Dans l'obésité et les conditions de régime riche en graisses, le cœur subit un interrupteur métabolique, passant de sa préférence saine pour l'oxydation des acides gras en une exceptionnelle sur le glucose. Ce changement contribue à la stéatose cardiaque, à la dysfonction mitochondriale et à une affection cardiaque appelée cardiomyopathie, à un épaississement et à un raidissement du cœur. L'équipe de recherche a découvert que les souris dépourvues de PTP1b spécifiquement dans les cardiomyocytes (cellules musculaires cardiaques) étaient résistantes à ces changements nocifs.
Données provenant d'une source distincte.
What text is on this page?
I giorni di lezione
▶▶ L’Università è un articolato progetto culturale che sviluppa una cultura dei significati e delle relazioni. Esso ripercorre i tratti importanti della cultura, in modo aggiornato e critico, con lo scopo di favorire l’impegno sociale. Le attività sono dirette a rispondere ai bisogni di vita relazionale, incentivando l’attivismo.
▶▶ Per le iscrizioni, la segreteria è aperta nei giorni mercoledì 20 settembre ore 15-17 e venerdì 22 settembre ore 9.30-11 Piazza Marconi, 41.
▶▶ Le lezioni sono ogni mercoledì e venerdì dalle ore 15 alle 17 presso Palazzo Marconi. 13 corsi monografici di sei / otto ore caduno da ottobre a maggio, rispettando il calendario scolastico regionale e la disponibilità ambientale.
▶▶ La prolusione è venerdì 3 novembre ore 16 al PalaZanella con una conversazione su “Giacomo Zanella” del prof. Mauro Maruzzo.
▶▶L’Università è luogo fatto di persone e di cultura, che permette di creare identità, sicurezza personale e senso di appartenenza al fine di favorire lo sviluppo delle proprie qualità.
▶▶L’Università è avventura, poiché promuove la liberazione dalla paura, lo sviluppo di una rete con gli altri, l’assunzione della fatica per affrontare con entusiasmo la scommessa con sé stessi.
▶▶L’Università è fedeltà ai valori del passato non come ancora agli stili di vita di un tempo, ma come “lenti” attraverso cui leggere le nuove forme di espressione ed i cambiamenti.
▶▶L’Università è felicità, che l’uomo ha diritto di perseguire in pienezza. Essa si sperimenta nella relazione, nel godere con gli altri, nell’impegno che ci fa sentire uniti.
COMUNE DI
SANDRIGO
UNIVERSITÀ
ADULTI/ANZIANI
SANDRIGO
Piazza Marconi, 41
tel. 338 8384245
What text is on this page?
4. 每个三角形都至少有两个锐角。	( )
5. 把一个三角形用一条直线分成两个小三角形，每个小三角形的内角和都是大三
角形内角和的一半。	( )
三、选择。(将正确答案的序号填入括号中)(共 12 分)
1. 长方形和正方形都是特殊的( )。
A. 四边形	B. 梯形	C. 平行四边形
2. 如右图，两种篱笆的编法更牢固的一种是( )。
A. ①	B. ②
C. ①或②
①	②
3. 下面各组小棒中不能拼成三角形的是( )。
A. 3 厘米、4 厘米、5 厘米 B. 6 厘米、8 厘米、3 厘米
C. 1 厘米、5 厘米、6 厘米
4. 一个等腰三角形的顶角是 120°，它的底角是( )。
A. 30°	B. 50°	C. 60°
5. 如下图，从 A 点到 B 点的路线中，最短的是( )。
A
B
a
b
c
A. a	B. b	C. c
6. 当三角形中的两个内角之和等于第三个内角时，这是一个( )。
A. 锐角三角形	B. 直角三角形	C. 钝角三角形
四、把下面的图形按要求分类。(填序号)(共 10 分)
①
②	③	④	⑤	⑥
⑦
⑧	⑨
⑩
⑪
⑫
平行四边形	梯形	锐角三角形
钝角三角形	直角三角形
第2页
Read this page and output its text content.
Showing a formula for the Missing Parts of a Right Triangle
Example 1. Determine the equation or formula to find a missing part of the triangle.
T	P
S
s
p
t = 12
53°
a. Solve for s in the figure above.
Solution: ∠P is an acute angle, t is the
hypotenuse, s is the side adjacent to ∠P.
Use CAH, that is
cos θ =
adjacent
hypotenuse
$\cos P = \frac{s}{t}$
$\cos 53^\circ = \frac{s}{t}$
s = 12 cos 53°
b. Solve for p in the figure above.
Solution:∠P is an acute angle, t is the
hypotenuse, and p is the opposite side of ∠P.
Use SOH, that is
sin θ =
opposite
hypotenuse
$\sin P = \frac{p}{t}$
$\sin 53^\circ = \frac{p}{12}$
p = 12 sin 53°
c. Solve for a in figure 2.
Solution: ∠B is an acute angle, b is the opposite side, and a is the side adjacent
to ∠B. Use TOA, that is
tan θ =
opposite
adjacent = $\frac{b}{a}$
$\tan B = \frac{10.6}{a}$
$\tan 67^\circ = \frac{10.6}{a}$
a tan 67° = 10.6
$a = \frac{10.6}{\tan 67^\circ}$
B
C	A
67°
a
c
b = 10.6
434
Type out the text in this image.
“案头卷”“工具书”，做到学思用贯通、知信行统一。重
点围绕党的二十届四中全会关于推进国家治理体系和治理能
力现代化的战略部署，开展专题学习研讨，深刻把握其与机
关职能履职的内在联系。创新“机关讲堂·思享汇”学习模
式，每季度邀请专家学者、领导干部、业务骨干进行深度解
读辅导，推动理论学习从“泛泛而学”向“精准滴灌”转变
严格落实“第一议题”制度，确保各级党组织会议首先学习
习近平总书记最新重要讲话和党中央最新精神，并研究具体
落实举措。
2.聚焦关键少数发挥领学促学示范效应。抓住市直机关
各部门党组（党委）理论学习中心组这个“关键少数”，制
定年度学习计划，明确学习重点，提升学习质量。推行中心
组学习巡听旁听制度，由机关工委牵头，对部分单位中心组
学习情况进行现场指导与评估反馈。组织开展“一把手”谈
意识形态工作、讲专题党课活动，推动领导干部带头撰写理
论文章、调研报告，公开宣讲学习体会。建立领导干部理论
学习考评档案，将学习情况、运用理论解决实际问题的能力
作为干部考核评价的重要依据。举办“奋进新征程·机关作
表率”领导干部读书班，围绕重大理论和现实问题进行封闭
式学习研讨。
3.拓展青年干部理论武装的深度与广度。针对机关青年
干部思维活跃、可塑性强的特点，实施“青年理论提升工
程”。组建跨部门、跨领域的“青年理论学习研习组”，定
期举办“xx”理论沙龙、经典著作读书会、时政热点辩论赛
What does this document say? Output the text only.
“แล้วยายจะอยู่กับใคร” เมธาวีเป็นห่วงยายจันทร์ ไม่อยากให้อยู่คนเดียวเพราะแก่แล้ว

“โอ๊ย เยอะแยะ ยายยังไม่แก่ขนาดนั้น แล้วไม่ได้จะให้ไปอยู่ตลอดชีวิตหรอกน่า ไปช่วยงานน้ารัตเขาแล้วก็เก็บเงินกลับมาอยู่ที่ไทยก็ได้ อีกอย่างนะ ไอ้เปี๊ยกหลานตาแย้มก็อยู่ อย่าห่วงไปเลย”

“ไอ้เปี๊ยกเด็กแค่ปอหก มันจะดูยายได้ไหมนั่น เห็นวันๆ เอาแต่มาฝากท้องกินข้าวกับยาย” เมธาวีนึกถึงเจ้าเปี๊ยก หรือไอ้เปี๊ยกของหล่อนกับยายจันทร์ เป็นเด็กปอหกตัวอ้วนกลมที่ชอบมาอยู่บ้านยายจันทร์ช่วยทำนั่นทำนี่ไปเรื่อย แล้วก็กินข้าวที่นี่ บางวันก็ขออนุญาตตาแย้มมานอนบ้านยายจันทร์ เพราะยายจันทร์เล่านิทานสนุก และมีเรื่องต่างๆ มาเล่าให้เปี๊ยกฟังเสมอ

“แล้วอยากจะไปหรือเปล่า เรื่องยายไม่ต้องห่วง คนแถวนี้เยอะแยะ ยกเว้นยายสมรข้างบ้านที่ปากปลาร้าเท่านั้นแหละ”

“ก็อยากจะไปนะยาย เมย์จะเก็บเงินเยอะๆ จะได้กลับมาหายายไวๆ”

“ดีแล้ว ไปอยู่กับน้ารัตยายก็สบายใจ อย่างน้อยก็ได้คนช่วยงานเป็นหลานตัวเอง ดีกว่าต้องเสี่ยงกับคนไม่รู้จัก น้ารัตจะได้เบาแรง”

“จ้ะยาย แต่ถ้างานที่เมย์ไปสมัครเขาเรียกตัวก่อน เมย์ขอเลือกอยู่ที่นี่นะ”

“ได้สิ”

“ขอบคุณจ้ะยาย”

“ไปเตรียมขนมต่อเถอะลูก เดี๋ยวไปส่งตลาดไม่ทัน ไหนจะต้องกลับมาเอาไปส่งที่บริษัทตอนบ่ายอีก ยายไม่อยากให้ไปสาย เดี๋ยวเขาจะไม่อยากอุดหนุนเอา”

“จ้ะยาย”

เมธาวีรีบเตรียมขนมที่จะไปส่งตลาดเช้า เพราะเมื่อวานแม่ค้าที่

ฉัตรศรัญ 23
Ces résultats révèlent un nouveau mécanisme majeur par lequel le régime riche en graisses compromet la fonction cardiaque et montre comment le ciblage de PTP1b dans le cœur peut aider à prévenir ces effets. En préservant l'oxydation des acides gras et en empêchant une accumulation excessive des lipides, nous pouvons protéger contre la progression des maladies cardiaques dans les populations à risque. «
Dr Maria I. Kontaridis, directrice exécutive, Gordon K. Moe Professeur et présidente de la recherche biomédicale et de la médecine translationnelle au MMRI et auteur principal de l'étude
L'étude a utilisé un modèle de souris avec une suppression spécifique au cardiomyocyte de PTP1B. Lorsqu'elles sont soumises à un régime riche en graisses, ces souris ont maintenu une structure et une fonction cardiaque saines, ont montré une accumulation de lipides réduite et une intégrité mitochondriale préservée. Des analyses métaboliques et phosphoprotéomiques avancées ont révélé que la suppression de PTP1B a maintenu le métabolisme des acides gras tout en supprimant la lipogenèse et l'utilisation pathologique du glucose, via des voies de signalisation impliquant AMPK et PKM2.
« PTP1B agit comme un commutateur métabolique qui pousse le cœur vers la dépendance au glucose pendant le stress, ce qui peut aggraver les résultats cardiaques », a ajouté le Dr Yan Sun, boursier postdoctoral dans le laboratoire de Kontaridis et auteur principal du manuscrit. « La désactivation de ce commutateur permet au cœur de rester métaboliquement flexible et résilient. »
Avec un alarmant 50% des Américains sur la bonne voie à être classés comme obèses d'ici 2030 (Organisation mondiale de la santé), y compris un nombre disproportionné d'enfants, l'urgence de cette épidémie ne peut pas être surestimée. Ces résultats ont le potentiel d'avoir un impact significatif sur la société. Ces résultats positionnent PTP1B comme une cible thérapeutique potentielle pour prévenir les maladies cardiaques chez les patients obèses et ceux souffrant de troubles métaboliques induits par le régime alimentaire. L'équipe espère que cette recherche fondamentale ouvrira la voie à de futures études cliniques.